STATE OF THE GLOBAL CLIMATE 2021

Findings

• Average global temperature: It was about 1.11 (+0.13) °C above pre-industrial levels in 2021. The report observed that the past seven years have been the warmest seven years on record.
• Greenhouse gas concentrations: It has reached a new global high in 2020. The concentration of carbon dioxide (CO₂) reached 413.2 parts per million (ppm) globally, or 149% of the pre-industrial level.
• Ocean heat: The upper 2000m depth of the ocean continued to warm in 2021, and it is expected that it will continue to warm in the future.
• Ocean acidification: The oceans absorb around 23% of the annual emissions of anthropogenic CO₂ to the atmosphere.
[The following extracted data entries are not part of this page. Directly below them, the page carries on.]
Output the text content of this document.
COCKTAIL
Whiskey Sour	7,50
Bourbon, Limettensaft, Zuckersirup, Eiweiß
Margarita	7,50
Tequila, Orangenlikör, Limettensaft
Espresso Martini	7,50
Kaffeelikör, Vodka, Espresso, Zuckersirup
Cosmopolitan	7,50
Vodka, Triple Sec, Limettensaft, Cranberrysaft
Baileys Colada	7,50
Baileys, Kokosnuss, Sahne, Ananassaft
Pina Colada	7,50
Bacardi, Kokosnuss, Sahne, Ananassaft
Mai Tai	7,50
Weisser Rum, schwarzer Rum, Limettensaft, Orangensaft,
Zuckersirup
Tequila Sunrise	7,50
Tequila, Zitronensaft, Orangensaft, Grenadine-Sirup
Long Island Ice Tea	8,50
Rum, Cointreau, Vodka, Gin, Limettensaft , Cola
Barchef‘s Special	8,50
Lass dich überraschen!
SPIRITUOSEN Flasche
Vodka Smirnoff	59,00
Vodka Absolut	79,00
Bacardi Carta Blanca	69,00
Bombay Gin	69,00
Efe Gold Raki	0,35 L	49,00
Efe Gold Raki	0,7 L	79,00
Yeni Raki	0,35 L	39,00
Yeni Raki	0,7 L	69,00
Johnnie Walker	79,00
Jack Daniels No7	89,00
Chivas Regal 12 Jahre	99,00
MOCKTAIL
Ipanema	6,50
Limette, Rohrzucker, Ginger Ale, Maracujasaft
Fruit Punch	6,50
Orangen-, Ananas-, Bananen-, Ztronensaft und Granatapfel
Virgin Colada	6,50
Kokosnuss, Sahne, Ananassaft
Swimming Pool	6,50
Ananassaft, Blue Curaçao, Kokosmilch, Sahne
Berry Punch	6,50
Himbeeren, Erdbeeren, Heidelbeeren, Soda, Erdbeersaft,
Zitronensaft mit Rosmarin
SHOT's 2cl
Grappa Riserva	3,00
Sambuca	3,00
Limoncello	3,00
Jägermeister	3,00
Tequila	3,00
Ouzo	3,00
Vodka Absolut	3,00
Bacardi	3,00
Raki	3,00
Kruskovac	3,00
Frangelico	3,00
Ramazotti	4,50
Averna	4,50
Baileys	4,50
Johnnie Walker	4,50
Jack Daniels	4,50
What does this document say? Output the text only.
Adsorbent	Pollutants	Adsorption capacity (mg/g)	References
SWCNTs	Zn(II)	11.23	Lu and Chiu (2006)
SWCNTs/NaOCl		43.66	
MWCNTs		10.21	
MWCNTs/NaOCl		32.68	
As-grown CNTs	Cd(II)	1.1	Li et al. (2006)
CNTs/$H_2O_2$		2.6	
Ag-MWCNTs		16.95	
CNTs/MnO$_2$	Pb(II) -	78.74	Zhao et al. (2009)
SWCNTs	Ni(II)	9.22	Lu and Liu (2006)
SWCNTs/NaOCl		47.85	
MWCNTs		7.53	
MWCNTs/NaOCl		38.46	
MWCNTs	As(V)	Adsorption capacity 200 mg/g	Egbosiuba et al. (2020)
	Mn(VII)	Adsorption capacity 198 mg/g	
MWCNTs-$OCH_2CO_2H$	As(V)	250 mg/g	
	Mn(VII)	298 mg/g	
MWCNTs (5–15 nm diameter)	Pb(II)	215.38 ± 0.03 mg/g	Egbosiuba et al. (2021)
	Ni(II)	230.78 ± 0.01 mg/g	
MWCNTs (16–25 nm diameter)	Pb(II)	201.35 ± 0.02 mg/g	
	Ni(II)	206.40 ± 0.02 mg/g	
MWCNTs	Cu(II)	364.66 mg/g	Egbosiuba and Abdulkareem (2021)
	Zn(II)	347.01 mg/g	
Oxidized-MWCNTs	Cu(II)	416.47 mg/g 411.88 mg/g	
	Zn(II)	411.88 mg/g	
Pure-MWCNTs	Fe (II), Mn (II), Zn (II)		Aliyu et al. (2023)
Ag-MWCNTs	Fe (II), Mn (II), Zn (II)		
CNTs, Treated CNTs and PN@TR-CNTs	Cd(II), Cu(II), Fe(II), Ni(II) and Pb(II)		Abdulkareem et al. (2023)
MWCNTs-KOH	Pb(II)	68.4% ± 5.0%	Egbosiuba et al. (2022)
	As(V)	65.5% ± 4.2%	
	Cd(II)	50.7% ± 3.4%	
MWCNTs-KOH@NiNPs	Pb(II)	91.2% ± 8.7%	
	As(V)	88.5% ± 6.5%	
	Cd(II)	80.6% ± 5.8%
• Global mean sea level: It also reached a new record high in 2021, after increasing at an average of 4.5 mm per year over the period 2013-2021.
• Cryosphere: On average, the world’s reference glaciers have thinned by 33.5 meters (ice-equivalent) since 1950, with 76% of this thinning since 1980.
• Ozone Hole: The ozone hole over the Antarctic was unusually large and deep, reaching its maximum area of 24.8 million km² (the size of Africa).

GLOBAL ENERGY REVIEW 2021

Findings (Global)

• Record High Carbon Dioxide Emissions: CO₂ emissions rose six percent to 36.3 billion tonnes last year. 33 percent of these can be traced back to China.
  • CO₂ emissions from energy combustion and industrial processes -> 89 percent of energy sector greenhouse gas emissions in 2021.
  • CO₂ emissions dropped in the early days of the COVID-19 pandemic as countries announced strict lockdowns.
• Rise in Renewables: Renewables-based generation reached an all-time high, exceeding 8,000 TWh in 2021.
• Methane levels: Went up five percent in 2021, but were still lower than pre-pandemic levels.
• GHG emissions: The overall greenhouse gas emissions -> 40.8 gigatonnes of CO₂ equivalent in 2021.
• Emissions from the world’s power plants: Reached their highest ever level.

Findings (India Specific)

• India used 13 percent more coal to generate electricity in 2021 than the previous year, given the COVID-19 pandemic.
• CO₂ Emissions: India’s carbon dioxide (CO₂) emissions in 2021 soared to 80 megatonnes (Mt) above pre-pandemic levels in 2019.
• Renewable Energy Slowed: Growth in the renewable energy sector slowed to a third of its average rate of the previous five years.
• High Commodity Prices: Increased the cost of producing solar photovoltaic modules, wind turbines, and biofuels.